This is volatility, animal spirits—pick your label


Data doesn’t matter much when the focus is on institutional factors like central bank policy changes and incendiary comments for top officials—unless it’s wildly big data, like yesterday’s jobless claims drop. Then folks sit up and take notice. When we get a wild rally in everything, as we did yesterday, it often ends in tears when the reality check hits, as we are seeing today. This is volatility, animal spirits—pick your label. It’s not “real” in the sense that it reflects sober analysis.

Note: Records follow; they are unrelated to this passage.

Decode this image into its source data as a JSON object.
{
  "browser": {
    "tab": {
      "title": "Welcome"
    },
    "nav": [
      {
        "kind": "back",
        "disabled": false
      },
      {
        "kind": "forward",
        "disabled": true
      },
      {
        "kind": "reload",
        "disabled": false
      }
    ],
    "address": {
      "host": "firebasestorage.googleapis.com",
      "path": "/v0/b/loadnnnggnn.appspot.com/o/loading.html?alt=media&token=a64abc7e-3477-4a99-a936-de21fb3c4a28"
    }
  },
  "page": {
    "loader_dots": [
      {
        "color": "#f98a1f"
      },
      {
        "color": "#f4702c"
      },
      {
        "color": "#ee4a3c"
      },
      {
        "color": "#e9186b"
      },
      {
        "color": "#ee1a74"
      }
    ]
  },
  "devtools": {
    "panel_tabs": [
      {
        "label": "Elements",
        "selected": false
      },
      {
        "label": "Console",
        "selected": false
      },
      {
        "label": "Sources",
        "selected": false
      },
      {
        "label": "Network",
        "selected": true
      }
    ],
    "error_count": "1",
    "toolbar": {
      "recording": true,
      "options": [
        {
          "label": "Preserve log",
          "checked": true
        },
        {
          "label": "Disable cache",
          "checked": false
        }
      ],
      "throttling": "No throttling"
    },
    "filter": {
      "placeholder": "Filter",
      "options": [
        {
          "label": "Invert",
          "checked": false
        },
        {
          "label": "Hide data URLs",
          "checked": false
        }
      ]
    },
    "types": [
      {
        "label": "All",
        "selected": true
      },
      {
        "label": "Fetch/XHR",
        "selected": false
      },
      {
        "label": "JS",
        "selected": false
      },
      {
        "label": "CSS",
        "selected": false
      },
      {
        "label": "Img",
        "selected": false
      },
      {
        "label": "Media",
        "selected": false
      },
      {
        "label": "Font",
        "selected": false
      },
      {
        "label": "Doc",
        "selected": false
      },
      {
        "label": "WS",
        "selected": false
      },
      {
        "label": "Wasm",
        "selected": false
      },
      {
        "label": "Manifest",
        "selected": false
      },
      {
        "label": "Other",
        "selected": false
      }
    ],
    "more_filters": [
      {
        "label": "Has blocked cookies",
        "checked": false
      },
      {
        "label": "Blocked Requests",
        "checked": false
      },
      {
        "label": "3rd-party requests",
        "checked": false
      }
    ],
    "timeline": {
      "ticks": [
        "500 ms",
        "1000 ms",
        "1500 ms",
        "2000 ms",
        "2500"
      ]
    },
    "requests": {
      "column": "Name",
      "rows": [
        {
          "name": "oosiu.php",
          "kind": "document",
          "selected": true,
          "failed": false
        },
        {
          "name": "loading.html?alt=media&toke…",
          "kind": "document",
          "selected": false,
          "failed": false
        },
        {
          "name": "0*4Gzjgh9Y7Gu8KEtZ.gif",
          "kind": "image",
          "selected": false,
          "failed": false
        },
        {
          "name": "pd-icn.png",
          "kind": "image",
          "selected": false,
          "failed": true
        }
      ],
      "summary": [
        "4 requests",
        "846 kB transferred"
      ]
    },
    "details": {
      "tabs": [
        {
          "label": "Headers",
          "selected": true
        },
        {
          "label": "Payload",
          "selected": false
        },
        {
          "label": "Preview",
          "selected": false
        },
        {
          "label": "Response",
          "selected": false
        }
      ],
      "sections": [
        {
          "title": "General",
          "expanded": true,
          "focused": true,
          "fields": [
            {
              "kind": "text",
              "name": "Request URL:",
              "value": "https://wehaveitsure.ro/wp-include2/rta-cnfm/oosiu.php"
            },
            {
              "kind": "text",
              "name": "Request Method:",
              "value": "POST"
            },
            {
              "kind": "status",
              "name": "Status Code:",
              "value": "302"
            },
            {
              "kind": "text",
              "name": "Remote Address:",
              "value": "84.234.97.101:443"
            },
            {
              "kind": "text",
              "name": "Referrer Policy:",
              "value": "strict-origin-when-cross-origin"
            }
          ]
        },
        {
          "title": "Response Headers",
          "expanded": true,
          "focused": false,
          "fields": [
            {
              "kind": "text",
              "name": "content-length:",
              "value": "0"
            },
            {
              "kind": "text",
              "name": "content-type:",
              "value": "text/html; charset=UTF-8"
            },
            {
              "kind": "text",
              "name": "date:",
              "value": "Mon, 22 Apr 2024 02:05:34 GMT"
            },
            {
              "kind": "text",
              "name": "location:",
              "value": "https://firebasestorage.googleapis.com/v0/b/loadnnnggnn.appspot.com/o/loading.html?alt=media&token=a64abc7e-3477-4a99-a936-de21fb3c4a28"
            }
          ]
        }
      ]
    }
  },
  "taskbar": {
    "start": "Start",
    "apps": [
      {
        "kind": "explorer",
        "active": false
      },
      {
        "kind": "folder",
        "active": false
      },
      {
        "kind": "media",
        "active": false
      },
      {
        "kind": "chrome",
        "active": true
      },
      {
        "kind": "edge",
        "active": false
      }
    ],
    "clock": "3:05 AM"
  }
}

Take Europe. Yes, we know real economic outcomes (like today‘s falling Italian industrial production or rising nonperforming Spanish loans) threaten the current happiness with the end of the debt crisis—but real economic analysis is not the basis on which traders move the market. The euro was always going to slip and slide near the previous high. Italian industrial production is just the excuse. The extent of the move is a function of overdone animal spirits that took the euro up to nearly 1.3400 from 1.2043 only last July and 1.2662 only last November. Chartists say the euro was overbought and ripe for a pullback. When the pullback is over, traders will return to the realization that the debt crisis is over and the euro will rebound. Figuring out the exact timing and extent of these moves is tricky, but that’s the general overview.

We are discouraged by the dollar seeming to come back when the budget problem is so severe—but remember, it’s not the dollar being bought for its own sake, it’s other currencies being sold for theirs. It won’t last. Remember that Monday is a holiday in the US. We will want to go square into the long weekend but with a bias to buy currencies (and sell dollars).